Coco lovingly launched three singles into the world with little more than personal notes of appreciation to listeners. Landing in the laps of tastemakers like The Line of Best Fit who proclaimed, “Awash with heartening and affectionately intimate harmonies over ecclesiastical Hammond organ, Coco’s introductory track is shaped around an earthy and cosy core…,” Gorilla Vs. Bear who described the music as “gorgeous, warmly wistful … breezy, almost ephemeral … a balmy, liberating groove” and CLASH who noted, “Bold, striking, but emphatically subdued, the dreamy pop aspect seem to be filtered in from another dimension on their new release…,” the trio independently amassed well over a million streams.
Coco recorded their self-titled debut album in three studios across the country: The Paella Pit in LA, Three Sirens in Nashville, and the Lake House in Spicewood, Texas. Over ten tracks, the band outrightly defy decade, their sound sitting as comfortably with the intimate pop of Stereolab or Arthur Russell as the iconic sweeping productions of the Carpenters or Astrud Gilberto.

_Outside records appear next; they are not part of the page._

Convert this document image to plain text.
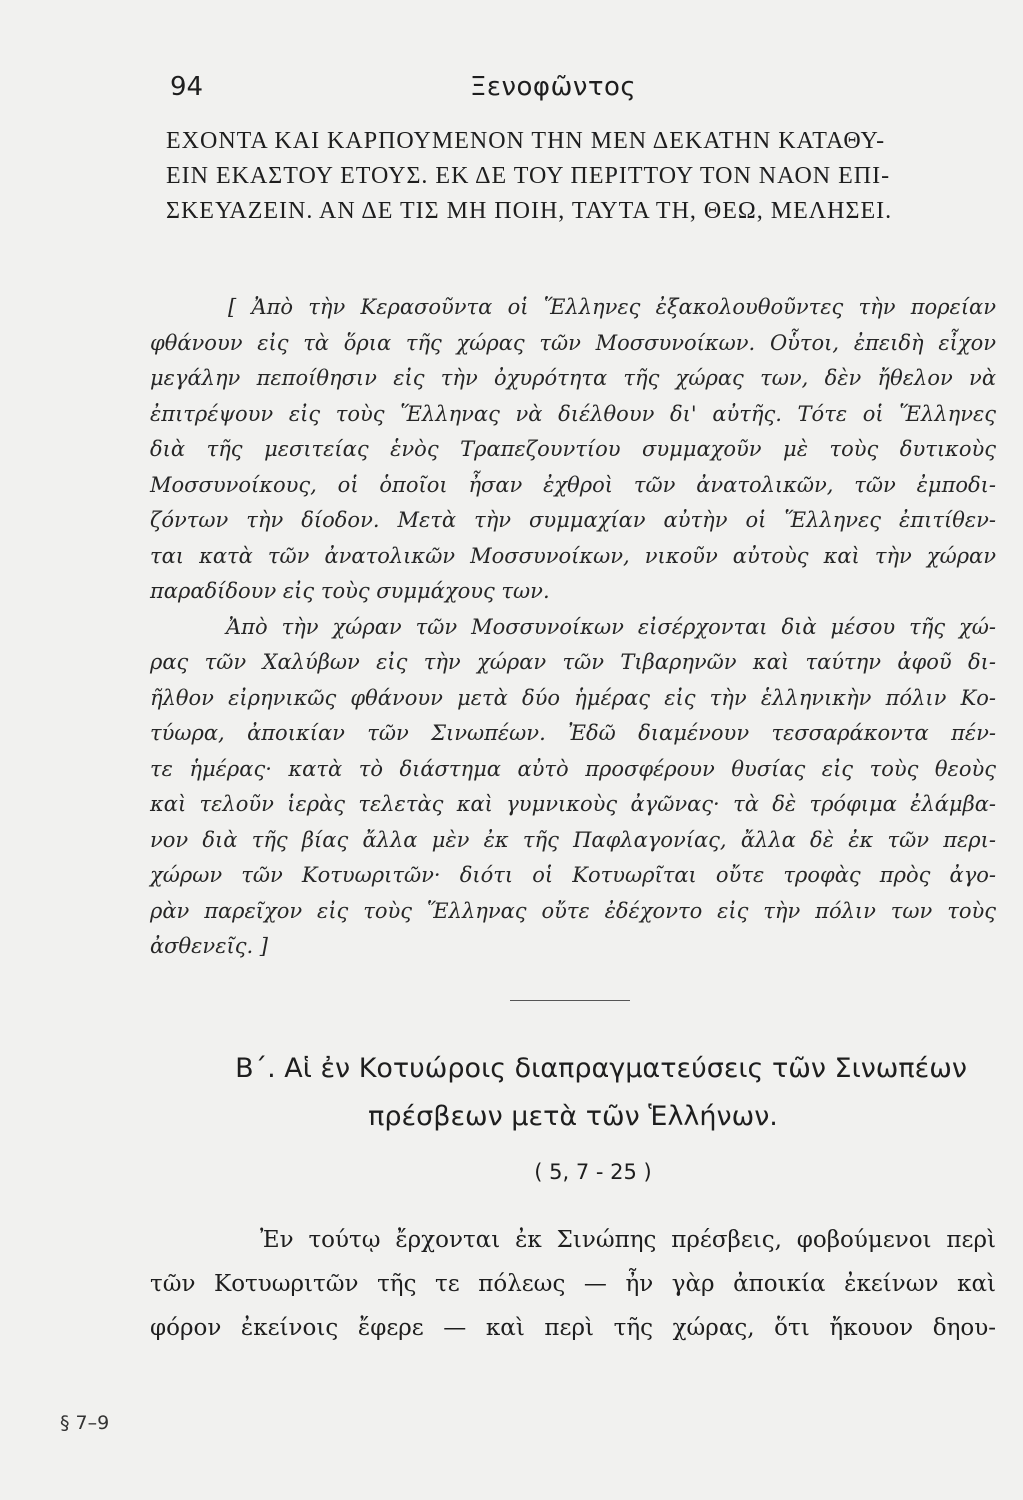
94	Ξενοφῶντος
ΕΧΟΝΤΑ ΚΑΙ ΚΑΡΠΟΥΜΕΝΟΝ ΤΗΝ ΜΕΝ ΔΕΚΑΤΗΝ ΚΑΤΑΘΥ-
ΕΙΝ ΕΚΑΣΤΟΥ ΕΤΟΥΣ. ΕΚ ΔΕ ΤΟΥ ΠΕΡΙΤΤΟΥ ΤΟΝ ΝΑΟΝ ΕΠΙ-
ΣΚΕΥΑΖΕΙΝ. ΑΝ ΔΕ ΤΙΣ ΜΗ ΠΟΙΗ, ΤΑΥΤΑ ΤΗ, ΘΕΩ, ΜΕΛΗΣΕΙ.
[ Ἀπὸ τὴν Κερασοῦντα οἱ Ἕλληνες ἐξακολουθοῦντες τὴν πορείαν
φθάνουν εἰς τὰ ὅρια τῆς χώρας τῶν Μοσσυνοίκων. Οὗτοι, ἐπειδὴ εἶχον
μεγάλην πεποίθησιν εἰς τὴν ὀχυρότητα τῆς χώρας των, δὲν ἤθελον νὰ
ἐπιτρέψουν εἰς τοὺς Ἕλληνας νὰ διέλθουν δι' αὐτῆς. Τότε οἱ Ἕλληνες
διὰ τῆς μεσιτείας ἑνὸς Τραπεζουντίου συμμαχοῦν μὲ τοὺς δυτικοὺς
Μοσσυνοίκους, οἱ ὁποῖοι ἦσαν ἐχθροὶ τῶν ἀνατολικῶν, τῶν ἐμποδι-
ζόντων τὴν δίοδον. Μετὰ τὴν συμμαχίαν αὐτὴν οἱ Ἕλληνες ἐπιτίθεν-
ται κατὰ τῶν ἀνατολικῶν Μοσσυνοίκων, νικοῦν αὐτοὺς καὶ τὴν χώραν
παραδίδουν εἰς τοὺς συμμάχους των.
Ἀπὸ τὴν χώραν τῶν Μοσσυνοίκων εἰσέρχονται διὰ μέσου τῆς χώ-
ρας τῶν Χαλύβων εἰς τὴν χώραν τῶν Τιβαρηνῶν καὶ ταύτην ἀφοῦ δι-
ῆλθον εἰρηνικῶς φθάνουν μετὰ δύο ἡμέρας εἰς τὴν ἑλληνικὴν πόλιν Κο-
τύωρα, ἀποικίαν τῶν Σινωπέων. Ἐδῶ διαμένουν τεσσαράκοντα πέν-
τε ἡμέρας· κατὰ τὸ διάστημα αὐτὸ προσφέρουν θυσίας εἰς τοὺς θεοὺς
καὶ τελοῦν ἱερὰς τελετὰς καὶ γυμνικοὺς ἀγῶνας· τὰ δὲ τρόφιμα ἐλάμβα-
νον διὰ τῆς βίας ἄλλα μὲν ἐκ τῆς Παφλαγονίας, ἄλλα δὲ ἐκ τῶν περι-
χώρων τῶν Κοτυωριτῶν· διότι οἱ Κοτυωρῖται οὔτε τροφὰς πρὸς ἀγο-
ρὰν παρεῖχον εἰς τοὺς Ἕλληνας οὔτε ἐδέχοντο εἰς τὴν πόλιν των τοὺς
ἀσθενεῖς. ]
Β΄. Αἱ ἐν Κοτυώροις διαπραγματεύσεις τῶν Σινωπέων
πρέσβεων μετὰ τῶν Ἑλλήνων.
( 5, 7 - 25 )
§ 7–9
Ἐν τούτῳ ἔρχονται ἐκ Σινώπης πρέσβεις, φοβούμενοι περὶ
τῶν Κοτυωριτῶν τῆς τε πόλεως — ἦν γὰρ ἀποικία ἐκείνων καὶ
φόρον ἐκείνοις ἔφερε — καὶ περὶ τῆς χώρας, ὅτι ἤκουον δηου-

Full of human energy, the music feels at once tightly constructed and expansive, inviting the listener to wander and explore its hallways. Its sense of momentum casts a gentle, funky, melodic spell.
Bob Moses passed away due to cancer in December 2020. The band share an excerpt from one of his final emails, the response to a rough draft of the record: I’m over the moon. I can’t think of a work I’ve heard in forever that has such a complete sense of its own voice, the integrity of its own musical language, and doesn’t sound like anything else I’m hearing. I thought of the color and unresolved melodic ascension of Debussy or Ravel.
To those who have been here from the beginning, thank you for continuing to listen. For those just hearing our music for the first time, welcome and thank you for being here today.